Africa-Press – Djibouti. S’inquiéter pour le plus vaste pays d’Afrique, 45 millions d’habitants, quatrième PIB, qui dispose du gaz et du pétrole dont le monde entier a aujourd’hui besoin, de l’une des armées les plus puissantes du continent et d’infrastructures que beaucoup lui envient ? Voilà qui peut paraître incongru. Et nul doute que nos amis algériens, réputés ombrageux, en particulier les dirigeants politiques et militaires, ne vont pas apprécier… A fortiori quand la manne des hydrocarbures coule de nouveau à flots ; 60 milliards de dollars de réserves de change dans les caisses, ça change la vie d’un État sorti exsangue de la crise du Covid. Et pourtant, il y a vraiment lieu d’être préoccupé par le destin d’« El Djazaïr ».

Un peu plus de trois ans après l’élection à la présidence d’Abdelmadjid Tebboune et quatre depuis le déclenchement du Hirak, cet immense mouvement populaire qui a surpris le monde entier, obtenant sans violence la chute du régime d’Abdelaziz Bouteflika, « l’Algérie nouvelle » promise par ses dirigeants a des allures de mirage en plein milieu du Tassili. Pis, les aspirations enfin révélées au grand jour lors de cette drôle d’insurrection d’une population jeune, plurielle, dynamique, engagée et désireuse de rompre avec les immobilismes politiques et sociétaux n’ont guère été prises en compte. Les fruits n’ont jamais passé la promesse des fleurs. Cette « Algérie nouvelle » est moins démocratique, moins libre et moins ouverte sur l’extérieur que la vieille Algérie de « Boutef ». Ce qui n’est pas un mince exploit…

Presse muselée

Plus personne n’ose s’exprimer, ceux qui le font sont embastillés, la presse est muselée ou censurée (c’est d’ailleurs le cas de Jeune Afrique), la Ligue algérienne des droits de l’homme a même été dissoute. L’opposition n’existe plus, à l’exception des islamistes du Mouvement de la société pour la paix (MSP, ex-Hamas), pas franchement une bonne nouvelle pour ceux qui connaissent l’histoire contemporaine de l’Algérie. La paranoïa règne en maître, toute voix contestataire est accusée de faire le lit du terrorisme, d’être pro-sioniste ou pro-marocaine. Les relations avec le royaume chérifien, d’ailleurs, n’ont jamais été aussi exécrables, le contraire, là aussi, relevant de la gageure.

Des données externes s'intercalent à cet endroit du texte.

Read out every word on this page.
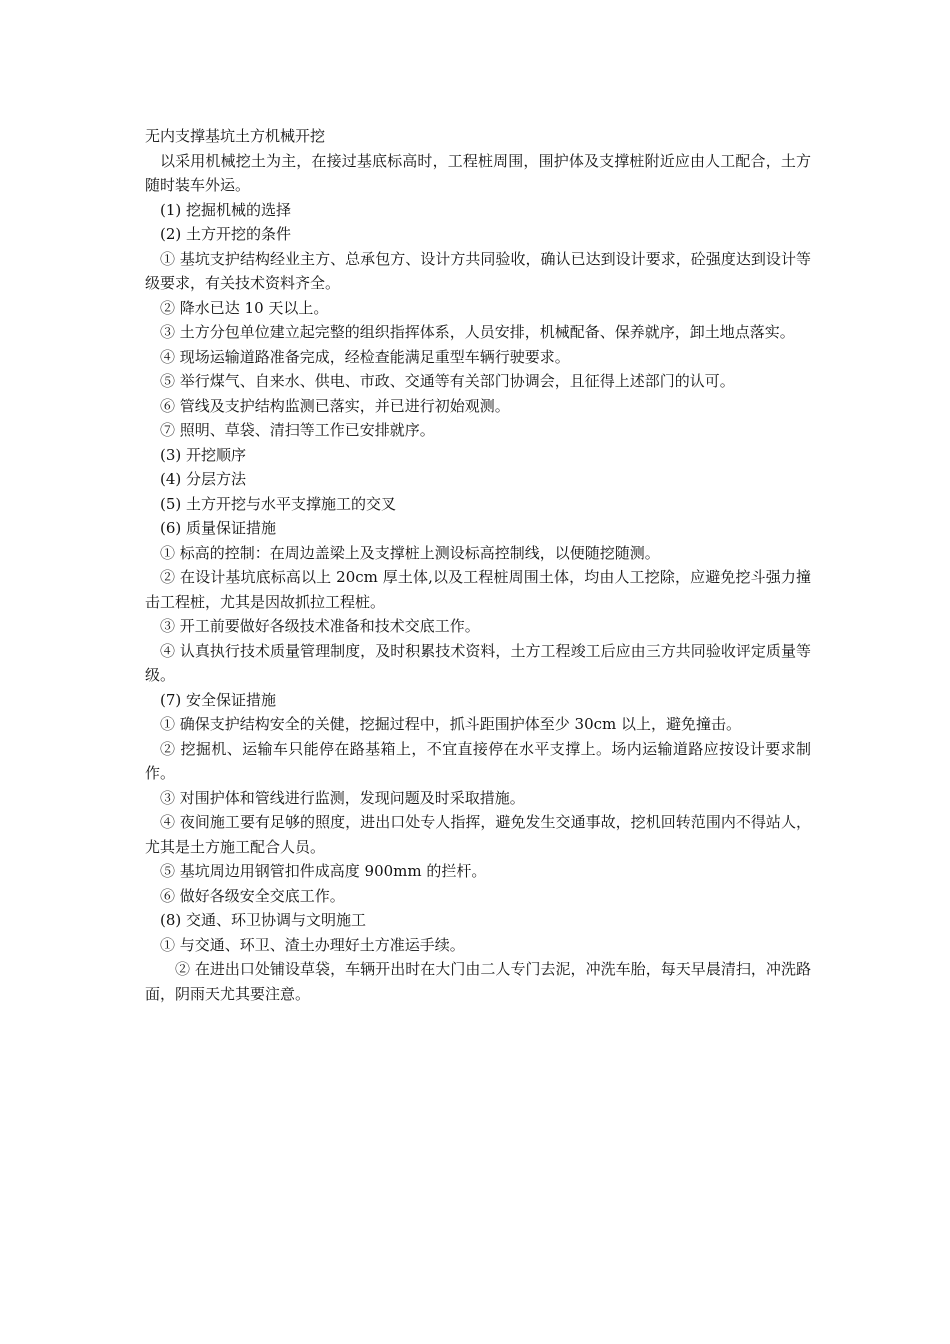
无内支撑基坑土方机械开挖

以采用机械挖土为主，在接过基底标高时，工程桩周围，围护体及支撑桩附近应由人工配合，土方随时装车外运。

(1) 挖掘机械的选择

(2) 土方开挖的条件

① 基坑支护结构经业主方、总承包方、设计方共同验收，确认已达到设计要求，砼强度达到设计等级要求，有关技术资料齐全。

② 降水已达 10 天以上。

③ 土方分包单位建立起完整的组织指挥体系，人员安排，机械配备、保养就序，卸土地点落实。

④ 现场运输道路准备完成，经检查能满足重型车辆行驶要求。

⑤ 举行煤气、自来水、供电、市政、交通等有关部门协调会，且征得上述部门的认可。

⑥ 管线及支护结构监测已落实，并已进行初始观测。

⑦ 照明、草袋、清扫等工作已安排就序。

(3) 开挖顺序

(4) 分层方法

(5) 土方开挖与水平支撑施工的交叉

(6) 质量保证措施

① 标高的控制：在周边盖梁上及支撑桩上测设标高控制线，以便随挖随测。

② 在设计基坑底标高以上 20cm 厚土体,以及工程桩周围土体，均由人工挖除，应避免挖斗强力撞击工程桩，尤其是因故抓拉工程桩。

③ 开工前要做好各级技术准备和技术交底工作。

④ 认真执行技术质量管理制度，及时积累技术资料，土方工程竣工后应由三方共同验收评定质量等级。

(7) 安全保证措施

① 确保支护结构安全的关健，挖掘过程中，抓斗距围护体至少 30cm 以上，避免撞击。

② 挖掘机、运输车只能停在路基箱上，不宜直接停在水平支撑上。场内运输道路应按设计要求制作。

③ 对围护体和管线进行监测，发现问题及时采取措施。

④ 夜间施工要有足够的照度，进出口处专人指挥，避免发生交通事故，挖机回转范围内不得站人，尤其是土方施工配合人员。

⑤ 基坑周边用钢管扣件成高度 900mm 的拦杆。

⑥ 做好各级安全交底工作。

(8) 交通、环卫协调与文明施工

① 与交通、环卫、渣土办理好土方准运手续。

② 在进出口处铺设草袋，车辆开出时在大门由二人专门去泥，冲洗车胎，每天早晨清扫，冲洗路面，阴雨天尤其要注意。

Le régime, ouvertement militarisé, a en outre perdu sa base sociale. Sa légitimité historique est un lointain souvenir, sa légitimité démocratique, une chimère. Ne reste donc qu’un vague projet politique des plus conservateurs – fondée sur le nationalisme le plus étroit –, une adversité avec un prétendu ennemi extérieur (la France, le Maroc, etc.) et l’autoritarisme pour faire tenir un édifice depuis longtemps décati.

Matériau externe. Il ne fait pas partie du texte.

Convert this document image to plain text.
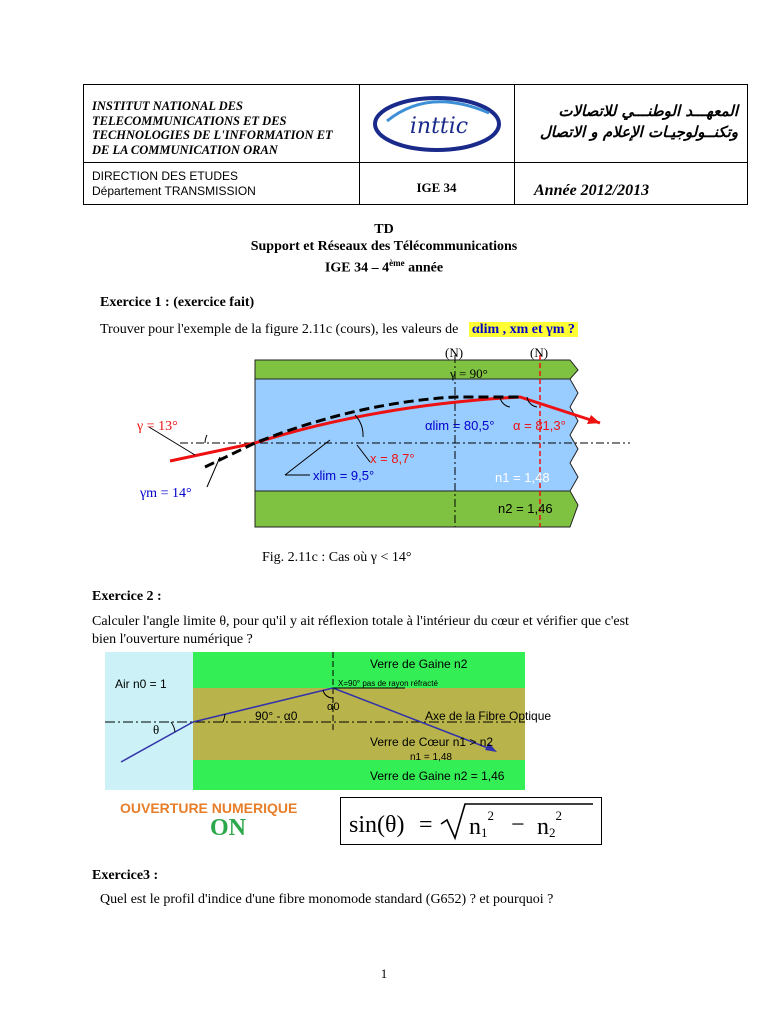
INSTITUT NATIONAL DES
TELECOMMUNICATIONS ET DES
TECHNOLOGIES DE L'INFORMATION ET
DE LA COMMUNICATION ORAN
inttic
المعهـــد الوطنـــي للاتصالات
وتكنــولوجيـات الإعلام و الاتصال
DIRECTION DES ETUDES
Département TRANSMISSION	IGE 34	Année 2012/2013
TD
Support et Réseaux des Télécommunications
IGE 34 – 4ème année
Exercice 1 : (exercice fait)
Trouver pour l'exemple de la figure 2.11c (cours), les valeurs de αlim , xm et γm ?
(N)	(N)
γ = 90°
γ = 13°
γm = 14°
αlim = 80,5° α = 81,3°
x = 8,7°
xlim = 9,5°	n1 = 1,48
n2 = 1,46
Fig. 2.11c : Cas où γ < 14°
Exercice 2 :
Calculer l'angle limite θ, pour qu'il y ait réflexion totale à l'intérieur du cœur et vérifier que c'est
bien l'ouverture numérique ?
Air n0 = 1
Verre de Gaine n2
X=90° pas de rayon réfracté
α0
90° - α0	Axe de la Fibre Optique
θ
Verre de Cœur n1 > n2
n1 = 1,48
Verre de Gaine n2 = 1,46
OUVERTURE NUMERIQUE
ON	$\sin(\theta) = n1^2 - n2^2$
Exercice3 :
Quel est le profil d'indice d'une fibre monomode standard (G652) ? et pourquoi ?
1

Le plus beau pays du Maghreb

Un véritable crève-cœur pour tous ceux qui aiment ce pays, dont l’auteur de ces lignes qui le couvre depuis 1999. Un pays unique, magnifique, riche dans tous les sens du terme. Mes compatriotes tunisiens ou mes amis marocains n’apprécieront guère, mais c’est sans doute le plus beau des trois qui composent le Maghreb central. Il faut connaître la mystique vallée du Mzab, la verdoyante Aïn Temouchent, les criques azur de la corniche kabyle entre Béjaïa et Jijel, l’iconoclaste Oran, la saharienne et hors du temps Adrar, les sublimes gorges du Rhummel aux portes de Ksentina (Constantine), la magie granitique du Hoggar, entre autres, pour le mesurer. Ce pays a tout, un potentiel naturel, humain et géostratégique inouï. D’immenses ressources, et pas seulement ses hydrocarbures, des cadres très bien formés, une jeunesse inventive. Le potentiel est une chose, son exploitation en est une autre, hélas.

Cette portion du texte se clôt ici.